Get ready for a nightmare. I actually just finished repairing one of these two days ago and I've had it for two years. When I received it it was pristine on the outside, possibly unused. It had bad capacitors and some blackened traces on the key matrix though, so even after replacing the caps it ended up being a complete nightmare to fix. I left it alone for two years after wasting several hours trying to fix it with winshield defogger repair epoxy (conductive paint basically). Most of the time spent is the disassembly and reassembly. All keycaps have to be removed before you take the keyboard apart. DO THIS FIRST, no matter what you picture in your head... there are no shortcuts here. If you leave the caps on, the second you unscrew the back all of the springs will pop up out of their housings and you'll have to manually set 101 springs back into their holders. It is very tedious and has to be done with the keyboard perched precariously on its edges to allow the springs to stay in place... if it slips down, they'll all shoot out of the housings again. You absolutely must take the key caps off, then disassemble the keyboard upside down with the springs elevated, separate all of the clips set into holes in the back and then remove the back without jostling the springs loose, or you'll have even more work to do. Realistcally, you should just plan on having to reset all of the springs anyway because its inevitable that you'll knock most or all of them loose...

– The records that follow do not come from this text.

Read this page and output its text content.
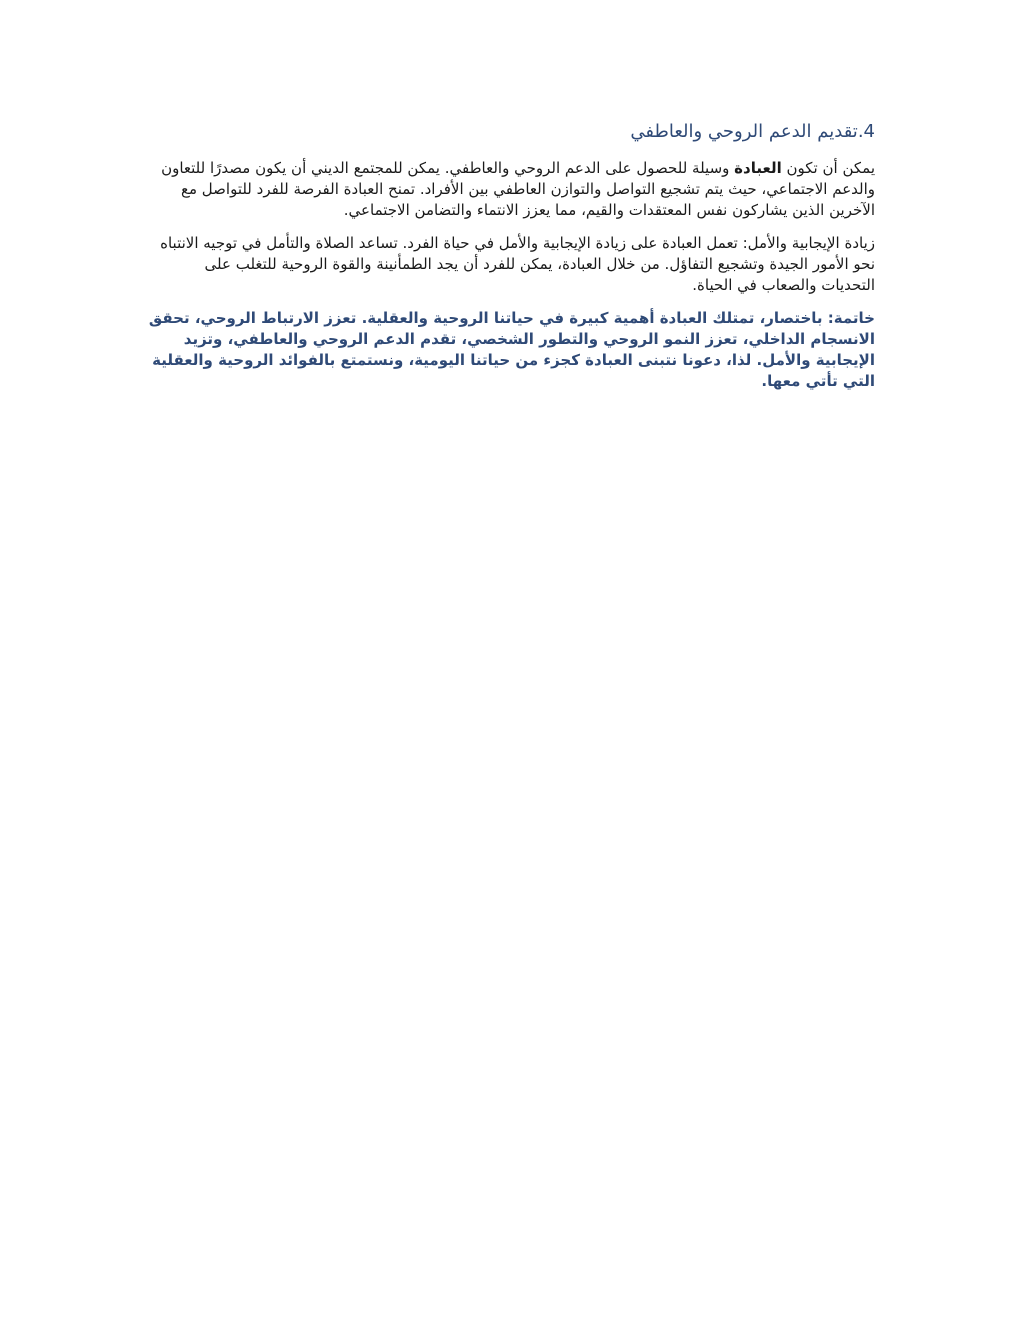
4.تقديم الدعم الروحي والعاطفي

يمكن أن تكون العبادة وسيلة للحصول على الدعم الروحي والعاطفي. يمكن للمجتمع الديني أن يكون مصدرًا للتعاون والدعم الاجتماعي، حيث يتم تشجيع التواصل والتوازن العاطفي بين الأفراد. تمنح العبادة الفرصة للفرد للتواصل مع الآخرين الذين يشاركون نفس المعتقدات والقيم، مما يعزز الانتماء والتضامن الاجتماعي.

زيادة الإيجابية والأمل: تعمل العبادة على زيادة الإيجابية والأمل في حياة الفرد. تساعد الصلاة والتأمل في توجيه الانتباه نحو الأمور الجيدة وتشجيع التفاؤل. من خلال العبادة، يمكن للفرد أن يجد الطمأنينة والقوة الروحية للتغلب على التحديات والصعاب في الحياة.

خاتمة: باختصار، تمتلك العبادة أهمية كبيرة في حياتنا الروحية والعقلية. تعزز الارتباط الروحي، تحقق الانسجام الداخلي، تعزز النمو الروحي والتطور الشخصي، تقدم الدعم الروحي والعاطفي، وتزيد الإيجابية والأمل. لذا، دعونا نتبنى العبادة كجزء من حياتنا اليومية، ونستمتع بالفوائد الروحية والعقلية التي تأتي معها.
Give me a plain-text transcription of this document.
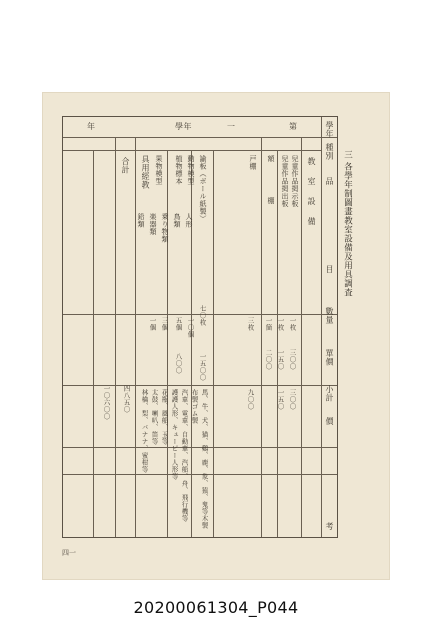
三 各學年制圖畫教室設備及用具調査
學年
種別
品
目
數量
單價
小計
價
考
第
一
學年
年
教
室
設
備
兒童作品掲示板
兒童作品掲出板
額
棚
戸棚
合計 具用經教	諭板（ボール紙製）
動物模型
植物標本
果物模型
人形
鳥類
乗り物類
楽器類
鉛類
一枚
一枚
一箇
三枚
七〇枚
一〇個
五個
三個
一個
三〇〇
一五〇
二〇〇
三〇〇
一五〇
九〇〇
四八五〇
一〇六〇〇
一五〇〇
八〇〇
馬、牛、犬、猫、鷄、鹿、象、猿、鬼等木製
布製ゴム製
汽車、電車、自動車、汽船、舟、飛行機等
護護人形、キューピー人形等
花瓶、風船、玉等
太鼓、喇叭、笛等
林檎、梨、バナナ、蜜柑等
四一
20200061304_P044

The holder for the PCB inside is also an absolute garbage design and involves a series of plastic clips that were clearly only ever intended to hold the PCB in, not to have it removed. It is very hard to not break one. I had one break and had to replace it with a screw (thankfully there is a screw hole in the PCB in an area close to where the clip broke, and there isn't anything below it). This is absolutely essential because the PCB squashes down onto the contacts of the key matrix, and if there isn't enough pressure (due to broken clips) you'll have whole parts of the keyboard that don't work. I actually found that replacing the original screws on the back (only TWO screws holding this thing together... how cheap can they get??) with slightly longer pointed screws allowed me to tighten it together better which made it more reliable after all of my repairs were complete.
Anyway, the keyboard has the perfect layout, a great classic noisy-mechanical feel and sound, but is really really cheaply built and designed poorly. I can only hope that the repairs I did to the matrix all hold up. I used copper foil tape and defogger repair paint. I sincerely hope yours doesn't have damaged traces. Make 100% sure you use good caps and install them properly.
... have fun! 🙁
Now for some blitting from the back buffer.